Microsoft skewers the Azure on-site dream

A building being locked out of linking to hardware

Posted on Tuesday, May 23, 2017

When Microsoft announced the forthcoming release of Azure Stack, many CTOs thought that they may be able to deploy MS-style cloud services in-house.

The ability to scale resources on demand has been one of the largest benefits of hosted infrastructure after all. And the option to scale-out into the Azure cloud proper is even more compelling.

When pricing details were released back in March, we learned that the service would be on the same pay-as-you-use basis – albeit slightly cheaper because Azure Stack users would have to provide their own hardware.

Unfortunately things have changed slightly.

Azure in a can. A very special can.

Skip forward to May, and we have learned that Azure Stack is nearing completion. We have also discovered that businesses will not be able to deploy Azure Stack on their own hardware after all.

Instead Azure Stack will ship pre-installed on boxes provided by Dell EMC, HPE, Lenovo and Cisco. There will not be any DIY Azure options, and white box vendors like Supermicro, Quanta, Huawei, Inspur and Sugon will also be left out in the cold.

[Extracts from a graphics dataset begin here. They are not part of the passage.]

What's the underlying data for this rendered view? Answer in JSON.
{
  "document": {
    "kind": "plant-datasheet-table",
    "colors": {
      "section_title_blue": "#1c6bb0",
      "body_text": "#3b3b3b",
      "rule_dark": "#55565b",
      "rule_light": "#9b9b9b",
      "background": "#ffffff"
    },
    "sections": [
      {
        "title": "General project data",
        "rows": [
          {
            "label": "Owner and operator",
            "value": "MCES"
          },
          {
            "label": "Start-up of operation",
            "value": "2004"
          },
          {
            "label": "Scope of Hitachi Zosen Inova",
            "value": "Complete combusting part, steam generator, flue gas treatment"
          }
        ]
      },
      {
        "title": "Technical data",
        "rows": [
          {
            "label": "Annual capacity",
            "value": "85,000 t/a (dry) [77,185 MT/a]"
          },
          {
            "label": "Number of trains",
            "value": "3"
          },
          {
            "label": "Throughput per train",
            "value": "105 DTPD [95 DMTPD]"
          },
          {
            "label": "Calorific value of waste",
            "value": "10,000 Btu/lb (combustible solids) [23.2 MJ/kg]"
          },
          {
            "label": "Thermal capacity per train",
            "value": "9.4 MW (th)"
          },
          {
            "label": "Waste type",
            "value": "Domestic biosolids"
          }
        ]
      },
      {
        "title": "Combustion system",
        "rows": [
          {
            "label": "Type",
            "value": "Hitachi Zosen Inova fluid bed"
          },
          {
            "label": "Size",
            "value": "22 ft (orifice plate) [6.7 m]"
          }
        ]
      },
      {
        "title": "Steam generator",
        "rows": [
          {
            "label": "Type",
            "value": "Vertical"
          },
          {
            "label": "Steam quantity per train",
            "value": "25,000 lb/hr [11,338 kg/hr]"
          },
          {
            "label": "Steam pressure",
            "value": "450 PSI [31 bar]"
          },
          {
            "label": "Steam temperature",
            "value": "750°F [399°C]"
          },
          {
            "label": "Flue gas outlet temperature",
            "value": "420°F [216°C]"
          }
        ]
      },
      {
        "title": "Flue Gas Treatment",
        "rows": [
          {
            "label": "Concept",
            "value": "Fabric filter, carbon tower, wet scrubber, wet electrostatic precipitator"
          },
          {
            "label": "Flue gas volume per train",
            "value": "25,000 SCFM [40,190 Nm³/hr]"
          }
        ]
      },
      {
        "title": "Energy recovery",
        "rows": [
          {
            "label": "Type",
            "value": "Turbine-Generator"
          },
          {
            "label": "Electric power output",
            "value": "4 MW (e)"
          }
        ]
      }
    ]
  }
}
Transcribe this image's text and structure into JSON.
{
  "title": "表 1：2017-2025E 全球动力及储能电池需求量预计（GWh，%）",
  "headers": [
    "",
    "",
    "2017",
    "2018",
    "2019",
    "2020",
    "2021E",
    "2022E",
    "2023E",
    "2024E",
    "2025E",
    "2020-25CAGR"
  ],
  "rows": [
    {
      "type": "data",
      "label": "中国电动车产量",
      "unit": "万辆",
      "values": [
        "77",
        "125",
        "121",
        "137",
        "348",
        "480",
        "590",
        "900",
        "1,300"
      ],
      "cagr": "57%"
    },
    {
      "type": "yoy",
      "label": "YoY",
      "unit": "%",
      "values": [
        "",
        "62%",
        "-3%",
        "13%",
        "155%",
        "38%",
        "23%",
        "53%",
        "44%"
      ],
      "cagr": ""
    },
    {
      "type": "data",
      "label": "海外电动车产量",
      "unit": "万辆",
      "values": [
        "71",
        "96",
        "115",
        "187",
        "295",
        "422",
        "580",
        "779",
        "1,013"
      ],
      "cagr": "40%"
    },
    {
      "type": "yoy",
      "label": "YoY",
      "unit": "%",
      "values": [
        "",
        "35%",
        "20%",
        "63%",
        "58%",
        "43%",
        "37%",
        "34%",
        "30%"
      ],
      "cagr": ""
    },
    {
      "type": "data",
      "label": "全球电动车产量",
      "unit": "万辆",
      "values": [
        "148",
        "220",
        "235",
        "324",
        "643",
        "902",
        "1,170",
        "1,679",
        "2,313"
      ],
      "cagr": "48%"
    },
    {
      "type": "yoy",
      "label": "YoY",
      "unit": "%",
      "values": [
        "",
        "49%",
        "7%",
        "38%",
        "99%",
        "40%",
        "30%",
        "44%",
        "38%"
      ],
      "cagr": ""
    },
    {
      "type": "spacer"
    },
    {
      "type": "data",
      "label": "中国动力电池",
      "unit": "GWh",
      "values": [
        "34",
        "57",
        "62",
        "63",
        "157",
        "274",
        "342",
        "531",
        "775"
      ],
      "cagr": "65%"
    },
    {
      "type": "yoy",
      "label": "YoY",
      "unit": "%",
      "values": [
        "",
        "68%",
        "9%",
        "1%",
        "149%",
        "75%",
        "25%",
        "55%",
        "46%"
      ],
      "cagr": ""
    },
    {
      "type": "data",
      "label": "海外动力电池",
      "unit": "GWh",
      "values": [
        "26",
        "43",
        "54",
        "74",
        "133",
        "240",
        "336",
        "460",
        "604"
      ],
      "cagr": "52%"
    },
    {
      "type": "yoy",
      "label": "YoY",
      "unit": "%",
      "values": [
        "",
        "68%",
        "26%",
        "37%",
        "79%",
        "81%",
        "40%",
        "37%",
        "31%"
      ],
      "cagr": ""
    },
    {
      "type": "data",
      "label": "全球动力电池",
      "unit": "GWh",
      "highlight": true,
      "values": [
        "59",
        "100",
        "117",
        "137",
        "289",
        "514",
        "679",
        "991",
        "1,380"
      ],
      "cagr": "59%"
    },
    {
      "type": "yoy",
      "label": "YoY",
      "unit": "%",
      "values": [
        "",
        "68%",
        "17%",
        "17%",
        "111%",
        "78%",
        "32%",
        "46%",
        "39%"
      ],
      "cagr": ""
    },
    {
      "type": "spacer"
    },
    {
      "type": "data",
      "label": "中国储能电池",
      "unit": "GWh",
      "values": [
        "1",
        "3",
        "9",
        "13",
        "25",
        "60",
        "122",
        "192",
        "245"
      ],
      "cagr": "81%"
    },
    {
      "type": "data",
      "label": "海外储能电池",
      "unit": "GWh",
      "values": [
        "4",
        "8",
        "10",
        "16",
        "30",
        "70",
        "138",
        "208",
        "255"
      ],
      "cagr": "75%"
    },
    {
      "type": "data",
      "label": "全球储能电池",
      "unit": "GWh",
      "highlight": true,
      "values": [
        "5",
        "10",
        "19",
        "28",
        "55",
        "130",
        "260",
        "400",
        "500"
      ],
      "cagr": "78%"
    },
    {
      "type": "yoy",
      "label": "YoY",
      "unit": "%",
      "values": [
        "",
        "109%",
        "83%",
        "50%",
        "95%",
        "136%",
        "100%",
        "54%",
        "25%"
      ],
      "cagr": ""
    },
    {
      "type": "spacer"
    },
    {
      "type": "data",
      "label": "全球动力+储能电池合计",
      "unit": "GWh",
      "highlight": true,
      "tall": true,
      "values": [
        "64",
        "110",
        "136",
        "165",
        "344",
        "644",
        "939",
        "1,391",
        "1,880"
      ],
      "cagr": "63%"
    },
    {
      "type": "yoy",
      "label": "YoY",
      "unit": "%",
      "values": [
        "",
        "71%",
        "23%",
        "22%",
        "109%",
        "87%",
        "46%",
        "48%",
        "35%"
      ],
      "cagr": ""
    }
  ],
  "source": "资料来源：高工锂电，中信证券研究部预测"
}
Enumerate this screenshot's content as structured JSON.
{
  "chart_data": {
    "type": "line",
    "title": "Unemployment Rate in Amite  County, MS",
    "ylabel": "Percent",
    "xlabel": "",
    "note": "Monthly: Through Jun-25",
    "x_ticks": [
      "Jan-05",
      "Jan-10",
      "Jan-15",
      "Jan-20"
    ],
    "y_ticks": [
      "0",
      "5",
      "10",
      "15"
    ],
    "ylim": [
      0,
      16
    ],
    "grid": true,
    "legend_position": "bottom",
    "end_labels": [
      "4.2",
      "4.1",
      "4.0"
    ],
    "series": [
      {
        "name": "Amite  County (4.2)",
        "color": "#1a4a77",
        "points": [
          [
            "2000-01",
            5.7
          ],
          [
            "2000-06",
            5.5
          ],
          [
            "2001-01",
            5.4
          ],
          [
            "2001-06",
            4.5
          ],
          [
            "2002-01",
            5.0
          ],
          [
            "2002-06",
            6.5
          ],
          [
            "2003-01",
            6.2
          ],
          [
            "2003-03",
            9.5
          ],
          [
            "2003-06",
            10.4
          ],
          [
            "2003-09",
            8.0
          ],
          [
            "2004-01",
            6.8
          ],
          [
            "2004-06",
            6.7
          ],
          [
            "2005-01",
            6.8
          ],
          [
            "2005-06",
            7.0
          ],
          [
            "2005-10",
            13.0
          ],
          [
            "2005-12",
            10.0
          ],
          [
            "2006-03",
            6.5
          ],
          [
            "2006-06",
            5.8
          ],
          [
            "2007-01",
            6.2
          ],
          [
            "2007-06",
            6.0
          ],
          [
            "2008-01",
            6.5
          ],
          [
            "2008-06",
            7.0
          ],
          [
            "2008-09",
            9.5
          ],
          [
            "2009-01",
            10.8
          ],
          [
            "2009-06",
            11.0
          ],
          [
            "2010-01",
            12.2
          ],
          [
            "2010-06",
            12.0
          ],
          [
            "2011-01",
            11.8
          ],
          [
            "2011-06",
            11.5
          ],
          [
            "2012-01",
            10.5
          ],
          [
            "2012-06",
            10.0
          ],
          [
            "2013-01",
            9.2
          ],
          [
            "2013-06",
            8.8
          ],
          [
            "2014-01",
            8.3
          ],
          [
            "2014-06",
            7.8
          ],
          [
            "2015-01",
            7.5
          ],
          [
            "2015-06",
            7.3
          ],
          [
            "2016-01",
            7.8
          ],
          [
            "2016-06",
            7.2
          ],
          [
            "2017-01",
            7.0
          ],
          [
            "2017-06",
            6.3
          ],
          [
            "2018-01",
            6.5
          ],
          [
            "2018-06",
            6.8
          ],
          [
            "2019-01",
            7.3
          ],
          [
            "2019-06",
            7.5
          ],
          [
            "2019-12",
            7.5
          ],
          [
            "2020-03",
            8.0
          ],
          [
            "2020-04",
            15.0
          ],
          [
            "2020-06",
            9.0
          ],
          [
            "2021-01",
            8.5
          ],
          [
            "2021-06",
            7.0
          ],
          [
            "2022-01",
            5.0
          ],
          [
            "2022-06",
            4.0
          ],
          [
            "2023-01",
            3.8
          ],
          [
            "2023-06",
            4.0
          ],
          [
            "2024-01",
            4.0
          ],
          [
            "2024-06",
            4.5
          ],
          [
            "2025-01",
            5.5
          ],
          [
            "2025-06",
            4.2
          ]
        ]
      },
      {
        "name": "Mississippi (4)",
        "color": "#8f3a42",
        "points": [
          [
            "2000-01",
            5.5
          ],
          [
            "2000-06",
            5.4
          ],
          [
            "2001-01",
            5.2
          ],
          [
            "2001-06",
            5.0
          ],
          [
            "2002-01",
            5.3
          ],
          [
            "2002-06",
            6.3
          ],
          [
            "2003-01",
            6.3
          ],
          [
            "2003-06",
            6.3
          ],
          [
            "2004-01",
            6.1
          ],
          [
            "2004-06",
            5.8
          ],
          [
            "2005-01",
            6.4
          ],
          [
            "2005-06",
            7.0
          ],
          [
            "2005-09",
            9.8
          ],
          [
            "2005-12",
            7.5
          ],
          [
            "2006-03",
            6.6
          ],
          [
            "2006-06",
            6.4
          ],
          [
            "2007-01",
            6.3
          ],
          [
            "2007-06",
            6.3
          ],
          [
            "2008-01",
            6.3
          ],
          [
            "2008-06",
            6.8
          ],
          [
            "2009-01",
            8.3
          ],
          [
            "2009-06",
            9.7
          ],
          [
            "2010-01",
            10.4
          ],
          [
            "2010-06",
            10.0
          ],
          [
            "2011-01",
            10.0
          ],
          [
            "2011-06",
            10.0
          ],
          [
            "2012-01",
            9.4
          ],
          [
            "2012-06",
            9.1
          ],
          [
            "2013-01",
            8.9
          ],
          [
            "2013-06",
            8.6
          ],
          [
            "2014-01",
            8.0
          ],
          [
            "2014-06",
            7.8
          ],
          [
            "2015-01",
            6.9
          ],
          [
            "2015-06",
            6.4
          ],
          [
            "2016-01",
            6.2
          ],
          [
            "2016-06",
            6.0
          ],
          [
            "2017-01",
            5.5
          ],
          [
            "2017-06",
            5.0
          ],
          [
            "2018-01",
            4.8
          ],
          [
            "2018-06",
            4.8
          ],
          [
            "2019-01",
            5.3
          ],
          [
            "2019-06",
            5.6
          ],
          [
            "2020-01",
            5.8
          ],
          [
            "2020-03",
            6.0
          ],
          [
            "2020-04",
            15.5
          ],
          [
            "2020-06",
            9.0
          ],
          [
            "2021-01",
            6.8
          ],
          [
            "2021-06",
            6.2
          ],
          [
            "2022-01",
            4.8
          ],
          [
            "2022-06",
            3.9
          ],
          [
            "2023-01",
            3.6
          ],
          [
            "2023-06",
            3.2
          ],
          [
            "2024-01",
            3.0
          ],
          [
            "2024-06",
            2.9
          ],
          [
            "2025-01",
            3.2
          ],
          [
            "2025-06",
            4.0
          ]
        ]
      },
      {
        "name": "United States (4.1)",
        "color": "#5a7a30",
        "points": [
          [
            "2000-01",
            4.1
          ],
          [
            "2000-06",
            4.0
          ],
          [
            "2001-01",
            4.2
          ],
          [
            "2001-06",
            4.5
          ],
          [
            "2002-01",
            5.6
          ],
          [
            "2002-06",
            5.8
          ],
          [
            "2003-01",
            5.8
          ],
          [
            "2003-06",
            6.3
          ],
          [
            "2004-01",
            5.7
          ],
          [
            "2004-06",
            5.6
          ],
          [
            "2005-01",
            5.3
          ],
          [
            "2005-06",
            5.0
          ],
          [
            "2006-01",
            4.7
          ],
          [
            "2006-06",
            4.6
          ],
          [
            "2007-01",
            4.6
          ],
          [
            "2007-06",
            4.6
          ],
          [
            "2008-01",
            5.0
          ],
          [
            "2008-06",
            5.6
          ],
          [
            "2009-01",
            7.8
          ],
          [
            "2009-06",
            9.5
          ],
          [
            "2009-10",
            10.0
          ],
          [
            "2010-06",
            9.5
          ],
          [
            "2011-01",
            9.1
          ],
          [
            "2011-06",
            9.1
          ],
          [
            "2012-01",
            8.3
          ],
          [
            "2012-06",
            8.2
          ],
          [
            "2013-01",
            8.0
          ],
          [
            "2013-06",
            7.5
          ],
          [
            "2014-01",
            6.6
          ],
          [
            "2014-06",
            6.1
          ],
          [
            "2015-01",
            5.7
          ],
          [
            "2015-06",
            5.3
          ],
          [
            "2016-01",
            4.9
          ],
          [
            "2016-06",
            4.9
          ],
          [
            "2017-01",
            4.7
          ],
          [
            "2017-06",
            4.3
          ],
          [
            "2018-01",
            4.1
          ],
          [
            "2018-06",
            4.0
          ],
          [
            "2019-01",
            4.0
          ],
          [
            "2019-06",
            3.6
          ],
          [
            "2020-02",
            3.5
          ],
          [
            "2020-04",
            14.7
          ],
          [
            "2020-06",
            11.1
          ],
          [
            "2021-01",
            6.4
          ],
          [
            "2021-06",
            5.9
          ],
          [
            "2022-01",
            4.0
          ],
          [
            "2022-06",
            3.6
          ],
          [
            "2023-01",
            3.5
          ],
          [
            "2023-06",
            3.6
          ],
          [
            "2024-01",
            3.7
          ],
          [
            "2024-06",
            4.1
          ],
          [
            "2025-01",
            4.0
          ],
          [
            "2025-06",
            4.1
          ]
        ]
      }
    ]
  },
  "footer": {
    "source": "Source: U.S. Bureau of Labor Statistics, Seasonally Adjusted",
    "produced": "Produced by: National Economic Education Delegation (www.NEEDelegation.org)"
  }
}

Which begs the question – after purchase of all-new hardware to run Azure Stack, how much of a saving will the new service actually offer over its off-site cousin?

SDS is still the only way

The decision to limit Azure Stack deployments to new hardware seems to have been designed to help a select group of vendors sell more units. It also means that the only option for on-site cloud-type deployments remains software defined storage (SDS).

Using these technologies your business can deploy the arrays and controllers it chooses, including post-warranty systems. In this way, you really can reduce cloud deployment and running costs without compromising data availability or operations.